Picpoul's novelty in the Vancouver market seemed to garner the wine a fair allocation of press when it first arrived at the provincial liquor stores last summer - particularly when it showed up with a reasonable $14 price tag. I know I grabbed it as a new addition to my assortment of Wine Century Club varietals, but I see that it's pleasing some palates as well. It was chosen as one of Vancouver Magazine's "Best Light White Wines" for the 2012 Wine Awards.

1040. 2010 Ormaine - Picpoul de Pinet (AOP Coteaux du Languedoc - France)

Picpoul Blanc is one of three Picpoul varietals - the other two being Picpoul Noir and Gris - and it is primarily grown in the Rhone and Languedoc regions. It is largely used for blending in the Rhone; however, the Pinet region of the Languedoc is known for producing a 100% wine like the one we're trying. Pinet is a small region located next to the Mediterranean Gulf of Lyon on the Thau Lagoon; yet, it's the largest white wine district in the largely "red zone" known as Languedoc.

More than a couple sites online say that "Picpoul" translates as "lip-stinger." I'm not so sure I see the literal connection there but the grape varietal is known for its high acidity, hence its "stinging" attribute. As mentioned, the grape has been grown for centuries in the Languedoc; however, it fell out of favour somewhat when the French had to pull out vast swaths of vines due to the country's famous phylloxera outbreak in the 19th Century - mostly because the wine wasn't seen as being as sophisticated as other white varietals and because it was more susceptible to fungal diseases than many other vines.

Indeed, wines made from Picpoul were so pedestrian in their profiles that, in more recent times, a good percentage of the region's fruit was destined to be used in the production of Vermouth. Well known Vermouth artisan, Noilly Prat, is located nearby and the herbal fortification of the wine meant that the basic quality of the wine wasn't nearly as important as it would be for a varietal wine. Demand for Vermouth has dropped in modern times however, and that drop has forced winemakers to improve the quality of their wines.

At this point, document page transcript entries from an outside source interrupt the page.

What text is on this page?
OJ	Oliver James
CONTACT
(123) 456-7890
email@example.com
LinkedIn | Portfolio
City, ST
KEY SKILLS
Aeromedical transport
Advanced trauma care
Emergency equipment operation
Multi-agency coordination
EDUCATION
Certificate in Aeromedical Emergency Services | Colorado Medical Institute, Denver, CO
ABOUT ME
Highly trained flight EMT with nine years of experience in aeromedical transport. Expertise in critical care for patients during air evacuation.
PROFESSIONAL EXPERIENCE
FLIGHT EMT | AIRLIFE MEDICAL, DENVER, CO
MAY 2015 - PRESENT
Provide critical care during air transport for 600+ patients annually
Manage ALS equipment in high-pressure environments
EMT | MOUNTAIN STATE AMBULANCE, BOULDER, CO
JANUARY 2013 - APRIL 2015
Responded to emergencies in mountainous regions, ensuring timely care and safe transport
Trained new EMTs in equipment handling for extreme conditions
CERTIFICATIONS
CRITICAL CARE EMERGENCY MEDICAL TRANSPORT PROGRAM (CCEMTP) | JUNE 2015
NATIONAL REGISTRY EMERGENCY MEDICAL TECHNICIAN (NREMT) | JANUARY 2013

Ormarine is the largest grower cooperative in the region and it dominates production. One site even stated that the cooperative makes approximately 45% of the appellation's wine. Ormarine does make a number of wines but the black label - or Carte Noir - is the main brand.

I was somewhat taken aback when I saw this wine sported an AOP designation. I couldn't remember having seen it previously. AOP stands for Appellation d'Origine Protégée or the Europe-wide equivalent of the French national-level AOC system.

Marketed in a striking bottle, I could see this as an alternative to a tart Pinot Gris. Most sites particularly recommend serving it with oysters and shellfish. I don't know about drinking it with mermen, but this one one was still hanging around from the Christmas decorations. Should I run across a live version, I'll have to remember to offer him a little Picpoul.

In the mean time, I get to start off the new year with another new varietal. I can go with that.